Don’t miss this interview with Peter Thiel — president of Clarium Capital (a hedge fund), famed Internet-startup investor, and renaissance intellectual to boot. We talk about everything from net neutrality, to the higher education bubble (Thiel explains why he’s paying 20 college students $100k a piece to drop out every year), to philosophy. It’s a long one, and he gets pretty cerebral at times, but it contains a lot of original, rigorous, and very interesting ideas. Here are some samples:
On “online communities”:
But the basic problem, or basic fact, is that people are biological, physical entities that live in the real world. So the Internet really cannot be a substitute for reality. One of the main factors behind Facebook’s success, relative to a number of earlier attempts, is that it was focused on real identities.
On political correctness:
…the central problem in Leo Strauss is the problem of political correctness, which is the whole idea of Persecution and the Art of Writing – the idea that societies are less tolerant than people think, that there are truths that cannot be told and people have to disguise what they say. The problem of political correctness is a much deeper and more pervasive problem than is generally believed in the optimistic liberal understanding of the world.
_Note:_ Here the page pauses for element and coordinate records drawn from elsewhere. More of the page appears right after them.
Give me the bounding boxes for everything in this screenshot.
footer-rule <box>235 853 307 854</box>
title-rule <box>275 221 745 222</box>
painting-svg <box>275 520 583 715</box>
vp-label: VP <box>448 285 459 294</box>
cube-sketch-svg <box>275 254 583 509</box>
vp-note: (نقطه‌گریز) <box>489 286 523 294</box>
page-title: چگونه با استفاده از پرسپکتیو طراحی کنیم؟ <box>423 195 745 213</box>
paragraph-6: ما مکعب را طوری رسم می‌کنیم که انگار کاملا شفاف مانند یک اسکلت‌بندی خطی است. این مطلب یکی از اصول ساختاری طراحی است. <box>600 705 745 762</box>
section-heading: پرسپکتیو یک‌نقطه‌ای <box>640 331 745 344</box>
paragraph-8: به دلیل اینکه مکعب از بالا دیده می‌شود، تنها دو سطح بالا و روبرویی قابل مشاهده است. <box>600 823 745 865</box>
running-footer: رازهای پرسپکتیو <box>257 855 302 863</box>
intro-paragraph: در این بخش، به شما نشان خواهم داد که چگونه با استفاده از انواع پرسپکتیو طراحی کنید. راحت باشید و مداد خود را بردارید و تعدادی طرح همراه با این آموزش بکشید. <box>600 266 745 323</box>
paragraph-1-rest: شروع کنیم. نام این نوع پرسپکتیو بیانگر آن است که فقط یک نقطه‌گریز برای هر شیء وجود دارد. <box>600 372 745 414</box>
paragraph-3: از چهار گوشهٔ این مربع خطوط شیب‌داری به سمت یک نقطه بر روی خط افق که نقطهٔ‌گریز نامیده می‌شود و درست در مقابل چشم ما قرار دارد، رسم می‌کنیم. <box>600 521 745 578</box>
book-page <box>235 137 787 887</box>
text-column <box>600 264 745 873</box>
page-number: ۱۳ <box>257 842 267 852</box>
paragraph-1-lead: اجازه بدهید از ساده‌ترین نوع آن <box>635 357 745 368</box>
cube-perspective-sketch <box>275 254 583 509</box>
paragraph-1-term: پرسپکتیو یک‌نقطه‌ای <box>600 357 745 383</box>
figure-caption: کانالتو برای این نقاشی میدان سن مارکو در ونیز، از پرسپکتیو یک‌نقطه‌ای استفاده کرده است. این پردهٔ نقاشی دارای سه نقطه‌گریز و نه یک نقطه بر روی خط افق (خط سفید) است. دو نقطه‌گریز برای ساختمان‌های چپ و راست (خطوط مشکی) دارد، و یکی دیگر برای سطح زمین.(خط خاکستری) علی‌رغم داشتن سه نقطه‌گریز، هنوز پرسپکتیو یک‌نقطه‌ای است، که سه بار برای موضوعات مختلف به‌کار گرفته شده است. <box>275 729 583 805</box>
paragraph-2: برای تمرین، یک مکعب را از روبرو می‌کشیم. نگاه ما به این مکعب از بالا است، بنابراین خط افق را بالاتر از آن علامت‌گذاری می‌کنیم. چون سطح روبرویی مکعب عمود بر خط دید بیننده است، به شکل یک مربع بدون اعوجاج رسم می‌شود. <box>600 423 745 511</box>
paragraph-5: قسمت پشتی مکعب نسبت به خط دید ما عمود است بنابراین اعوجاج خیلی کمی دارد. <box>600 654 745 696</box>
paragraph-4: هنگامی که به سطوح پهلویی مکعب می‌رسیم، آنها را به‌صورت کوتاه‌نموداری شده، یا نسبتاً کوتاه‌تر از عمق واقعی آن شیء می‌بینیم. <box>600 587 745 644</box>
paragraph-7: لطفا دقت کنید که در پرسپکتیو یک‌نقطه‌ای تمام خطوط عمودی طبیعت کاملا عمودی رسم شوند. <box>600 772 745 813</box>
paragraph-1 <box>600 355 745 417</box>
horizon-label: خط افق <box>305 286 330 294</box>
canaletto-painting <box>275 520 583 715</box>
Properly understood, the problem of political correctness is our greatest problem.
On the financial crisis:
The whole thing happened because there was not enough technological innovation. It was not really the fault of the borrowers or the lenders; the problem was that everybody had tremendous expectations that the country was going to be a much wealthier place in 2010 than it was in 1995, and in fact there’s been a lot less progress. The future is fundamentally about technology in an advanced country. So a credit crisis happens when the technological progress is not as good as people expected.
Note: A number of readers have written me, concerned about the word ‘anathetical.’ As far as I can tell it is Thiel’s own invention, and means roughly “according to the same idea” (think of the ‘ana’ in ‘analogical’ combined with the ‘thetical’ of ‘antithetical’). Thiel makes clear he believes in thinking outside the box in investment, education, and urban theory — evidently in language, too.